The sheer volume of money involved is almost incomprehensible. Cartels can charge each migrant thousands of dollars to assist in the lengthy, and often perilous, journey from the Northern Triangle to the southwest border. Undeterred by any concerns of being caught, these cartels operate in plain sight, advertising their human-smuggling services on social media sites

 

This turn of events has deposited upwards of $14 million per day into the pockets of these human-smuggling transnational criminal organizations, according to a report earlier this year. 

But it’s not just migrants that are being smuggled into the United States. Cartels have been exploiting the border crisis to move vast amounts of deadly drugs into the country, reversing the recent gains made in the fight against drug and opioid abuse.   

Thousands of pounds of fentanyl, a highly potent synthetic opioid, have been trafficked through the southwest border, and in ever-increasing numbers. Customs and Border Protection (CBP) officials reported record seizures of roughly six hundred pounds per month over the past twelve months, and that only represents the amount that was actually seized. Much more is actually getting through the border than is ultimately interdicted.  

This dramatic increase in supply to vulnerable communities already beleaguered by the pandemic has created conditions ripe for a deadly uptick in overdoses.  

How are cartels moving so much contraband across the southwest border? Again, this is a byproduct of poor policy decisions by the Biden administration. When the decision was made to immediately halt border wall construction the ability for CBP to expand its system of impedance and denial was halted as well.  

The physical border wall system allows CBP to better control where people and contraband flow across the border. This allows for the better utilization of resources to enhance interdiction efforts. When construction of the border wall system was stopped, gaps that were in the process of being closed were thus kept wide open. 

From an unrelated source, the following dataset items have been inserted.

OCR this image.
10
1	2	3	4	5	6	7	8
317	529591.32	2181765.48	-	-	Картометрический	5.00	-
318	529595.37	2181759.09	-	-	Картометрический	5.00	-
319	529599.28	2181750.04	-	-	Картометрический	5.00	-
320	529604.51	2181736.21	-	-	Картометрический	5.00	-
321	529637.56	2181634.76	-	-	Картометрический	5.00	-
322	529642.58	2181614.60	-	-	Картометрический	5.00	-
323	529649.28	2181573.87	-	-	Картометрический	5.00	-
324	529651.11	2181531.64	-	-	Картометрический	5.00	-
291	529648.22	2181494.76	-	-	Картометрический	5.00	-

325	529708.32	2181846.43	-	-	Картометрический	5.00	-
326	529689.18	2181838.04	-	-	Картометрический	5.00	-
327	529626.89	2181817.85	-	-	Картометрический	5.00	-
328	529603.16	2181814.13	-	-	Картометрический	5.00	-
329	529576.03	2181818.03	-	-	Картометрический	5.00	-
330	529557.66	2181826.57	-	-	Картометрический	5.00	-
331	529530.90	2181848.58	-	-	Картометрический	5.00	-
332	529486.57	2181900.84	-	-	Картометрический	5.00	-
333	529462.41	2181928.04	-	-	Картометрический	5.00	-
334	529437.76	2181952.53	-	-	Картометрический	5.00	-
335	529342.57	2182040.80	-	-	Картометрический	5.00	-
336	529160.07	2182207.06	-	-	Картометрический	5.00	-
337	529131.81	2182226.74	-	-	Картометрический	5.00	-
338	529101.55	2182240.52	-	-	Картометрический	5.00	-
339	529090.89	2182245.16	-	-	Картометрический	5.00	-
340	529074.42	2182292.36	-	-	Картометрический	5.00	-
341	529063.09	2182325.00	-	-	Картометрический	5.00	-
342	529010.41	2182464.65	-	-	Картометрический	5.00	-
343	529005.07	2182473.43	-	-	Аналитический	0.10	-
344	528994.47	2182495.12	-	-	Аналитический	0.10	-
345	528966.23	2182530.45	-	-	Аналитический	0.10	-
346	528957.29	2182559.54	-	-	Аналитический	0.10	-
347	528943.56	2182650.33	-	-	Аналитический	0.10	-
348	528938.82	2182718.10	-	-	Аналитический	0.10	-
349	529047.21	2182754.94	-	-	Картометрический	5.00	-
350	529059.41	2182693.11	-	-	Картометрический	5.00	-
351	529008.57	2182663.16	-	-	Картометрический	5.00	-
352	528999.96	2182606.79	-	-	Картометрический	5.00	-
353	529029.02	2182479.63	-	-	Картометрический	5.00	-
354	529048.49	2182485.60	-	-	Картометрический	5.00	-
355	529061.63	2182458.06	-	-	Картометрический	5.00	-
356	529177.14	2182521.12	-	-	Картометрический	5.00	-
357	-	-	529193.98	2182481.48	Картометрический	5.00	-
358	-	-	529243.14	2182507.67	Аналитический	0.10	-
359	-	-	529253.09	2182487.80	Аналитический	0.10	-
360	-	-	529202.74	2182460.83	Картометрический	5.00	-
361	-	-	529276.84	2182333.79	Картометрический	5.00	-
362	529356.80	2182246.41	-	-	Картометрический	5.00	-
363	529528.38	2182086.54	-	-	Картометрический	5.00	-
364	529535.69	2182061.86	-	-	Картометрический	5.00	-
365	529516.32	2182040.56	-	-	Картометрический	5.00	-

And it is increasingly difficult to mind those gaps throughout the border when CBP is required to pull an estimated 40-50 percent of border patrol resources away from the frontlines to help process the vast numbers of migrants now crossing the border daily.  

The Biden administration’s border crisis is most evident along the southwest border but it is by no means relegated to that geographic area alone. Until this administration takes seriously its responsibility to secure the border and to craft a coherent and fair set of immigration policies—ones that prioritize consequences for illegal behavior rather than rewarding illegal behavior—the current track will continue to enrich the cartels at the expense of the migrants they directly exploit as well as the American communities within which their contraband flows.

Scott G. Erickson formerly served as the (A) Chief of Staff, Deputy Chief of Staff, and Counselor at the U.S. Department of Homeland Security during the Trump administration. Previously, he served for nearly twenty years as a law enforcement officer. He is currently a principal at Wolf Global Advisors.